Random Bingo Game

This random bingo solver was a project designed to explore reinforcement learning principles. I came across a minigame that consists of a 5x5 grid where the player tries to get as many "bingo" lines as possible with limited moves. The player would pick a tile to flip and then a random unflipped tile on the board would get flipped. After 8 user interactions (16 total tiles) the board would be over and the number of bingos would determine the score.

In order to optimize my score in the minigame to get the maximum reward I thought it could be fun to implement a reinforcement learning algorithm. I had not had good results in the past with reinforcement learning and I thought this task would be simple enough to implement a reward structure that would be easy to optimize. While I knew the game was simple enough to solve with a dynamic programing algorithm, I wanted to see if the reinforcement learning algorithm could find a similar solution.

Project Goals

Clone the random bingo game.
Implement reinforcement learning to improve game strategies.
Implement a dynamic programing solution to compare with reinforcement learning.
Implement a supervised learning algorithm on the same decision network to compare with reinforcement learning.

Tech Stack

Frontend: React, Chakra UI
Backend: Python with FastAPI for game logic API
Machine Learning: DDQN reinforcement learning model using PyTorch

Key Features

Reinforcement Learning Integration: The model learns optimal moves to maximize player scores.
Optimal Strategy Comparison: ML model can be compared to dynamic programming and supervised learning solutions.
Bayesian Optimization of Hyperparameters Hyperparameters of the model are optimized using Pareto Frontier Bayesian optimization.
Game Example: Front end implementation of the game with a simple UI.

Playable Example

Bingo Game

Flips Remaining: 8

Score: 0

RL Model Suggestion

0.000

DP Model Suggestion

0.000

Challenges

Initially, I struggled to get the algorithm to select unflipped tiles. I had mildly punished the algorithm for selecting flipped tiles, but it was not enough to get the algorithm to select unflipped tiles. I found that by increasing the punishment and adding a reward for selecting unflipped tiles, the algorithm was able to learn the optimal strategy.

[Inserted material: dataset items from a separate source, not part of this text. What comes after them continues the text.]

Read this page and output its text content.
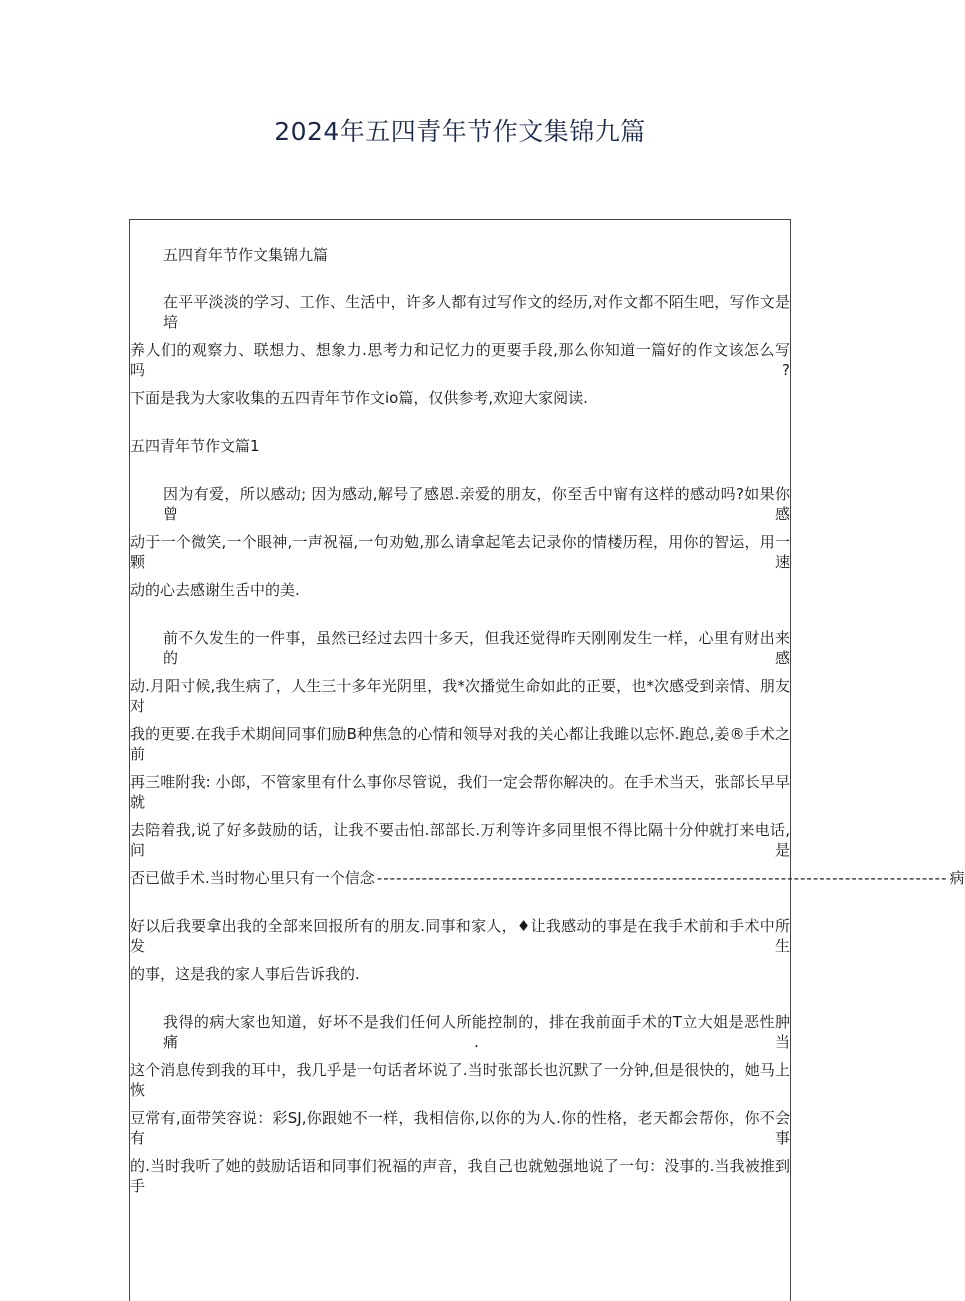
2024年五四青年节作文集锦九篇
五四育年节作文集锦九篇
在平平淡淡的学习、工作、生活中，许多人都有过写作文的经历,对作文都不陌生吧，写作文是培
养人们的观察力、联想力、想象力.思考力和记忆力的更要手段,那么你知道一篇好的作文该怎么写吗?
下面是我为大家收集的五四青年节作文io篇，仅供参考,欢迎大家阅读.
五四青年节作文篇1
因为有爱，所以感动; 因为感动,解号了感恩.亲爱的朋友，你至舌中甯有这样的感动吗?如果你曾感
动于一个微笑,一个眼神,一声祝福,一句劝勉,那么请拿起笔去记录你的情楼历程，用你的智运，用一颗速
动的心去感谢生舌中的美.
前不久发生的一件事，虽然已经过去四十多天，但我还觉得昨天刚刚发生一样，心里有财出来的感
动.月阳寸候,我生病了，人生三十多年光阴里，我*次播觉生命如此的正要，也*次感受到亲情、朋友对
我的更要.在我手术期间同事们励B种焦急的心情和领导对我的关心都让我雎以忘怀.跑总,姜®手术之前
再三唯附我: 小郎，不管家里有什么事你尽管说，我们一定会帮你解决的。在手术当天，张部长早早就
去陪着我,说了好多鼓励的话，让我不要击怕.部部长.万利等许多同里恨不得比隔十分仲就打来电话,问是
否已做手术.当时物心里只有一个信念 ----------------------------------------------------------------------------------------- 病
好以后我要拿出我的全部来回报所有的朋友.同事和家人，♦让我感动的事是在我手术前和手术中所发生
的事，这是我的家人事后告诉我的.
我得的病大家也知道，好坏不是我们任何人所能控制的，排在我前面手术的T立大姐是恶性肿痛.当
这个消息传到我的耳中，我几乎是一句话者坏说了.当时张部长也沉默了一分钟,但是很快的，她马上恢
豆常有,面带笑容说：彩SJ,你跟她不一样，我相信你,以你的为人.你的性格，老天都会帮你，你不会有事
的.当时我听了她的鼓励话语和同事们祝福的声音，我自己也就勉强地说了一句：没事的.当我被推到手
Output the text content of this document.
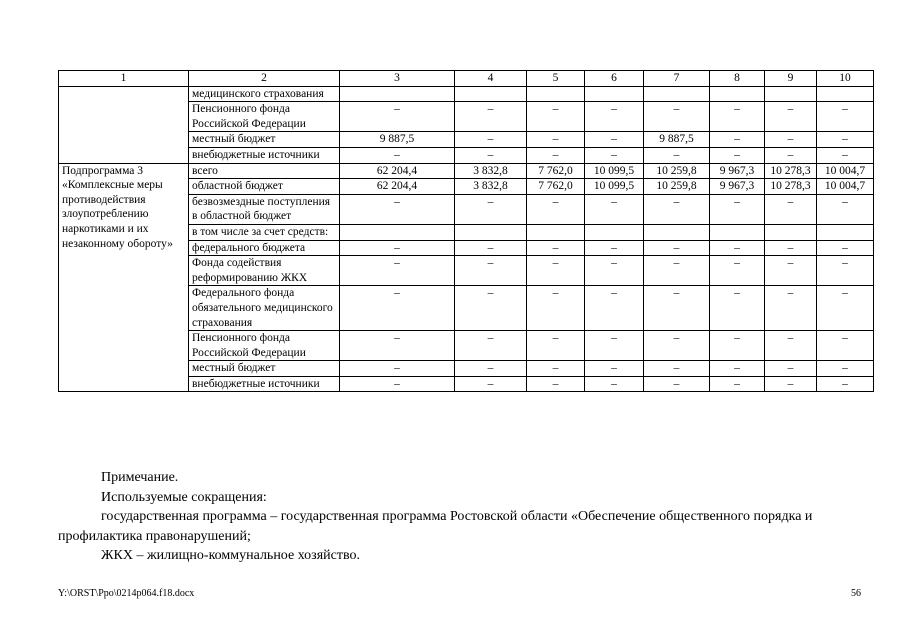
1	2	3	4	5	6	7	8	9	10
	медицинского страхования								
	Пенсионного фонда Российской Федерации	–	–	–	–	–	–	–	–
	местный бюджет	9 887,5	–	–	–	9 887,5	–	–	–
	внебюджетные источники	–	–	–	–	–	–	–	–
Подпрограмма 3 «Комплексные меры противодействия злоупотреблению наркотиками и их незаконному обороту»	всего	62 204,4	3 832,8	7 762,0	10 099,5	10 259,8	9 967,3	10 278,3	10 004,7
	областной бюджет	62 204,4	3 832,8	7 762,0	10 099,5	10 259,8	9 967,3	10 278,3	10 004,7
	безвозмездные поступления в областной бюджет	–	–	–	–	–	–	–	–
	в том числе за счет средств:								
	федерального бюджета	–	–	–	–	–	–	–	–
	Фонда содействия реформированию ЖКХ	–	–	–	–	–	–	–	–
	Федерального фонда обязательного медицинского страхования	–	–	–	–	–	–	–	–
	Пенсионного фонда Российской Федерации	–	–	–	–	–	–	–	–
	местный бюджет	–	–	–	–	–	–	–	–
	внебюджетные источники	–	–	–	–	–	–	–	–

Примечание.

Используемые сокращения:

государственная программа – государственная программа Ростовской области «Обеспечение общественного порядка и профилактика правонарушений;

ЖКХ – жилищно-коммунальное хозяйство.

Y:\ORST\Ppo\0214p064.f18.docx	56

My initial implementation of the game in python was done in a that wasn't as efficient as it could be. This lead to the reinforcement learning model taking a long time to train. I didn't realize this until I had started implementing the dynamic programing solution which also ran extremely slow. I refactored the game logic to be more efficient and reduced the dynamic programing solution time by 10x. I have not retrained the reinforcement learning model yet, but I expect it to be much faster as well.

Lessons Learned

Through this project, I learned how to integrate machine learning concepts, such as reinforcement learning and multi-objective Bayesian optimization, into a real-world application. The project also improved my frontend skills with React and Chakra UI.

Future Improvements

Add multiplayer functionality for competitive bingo games.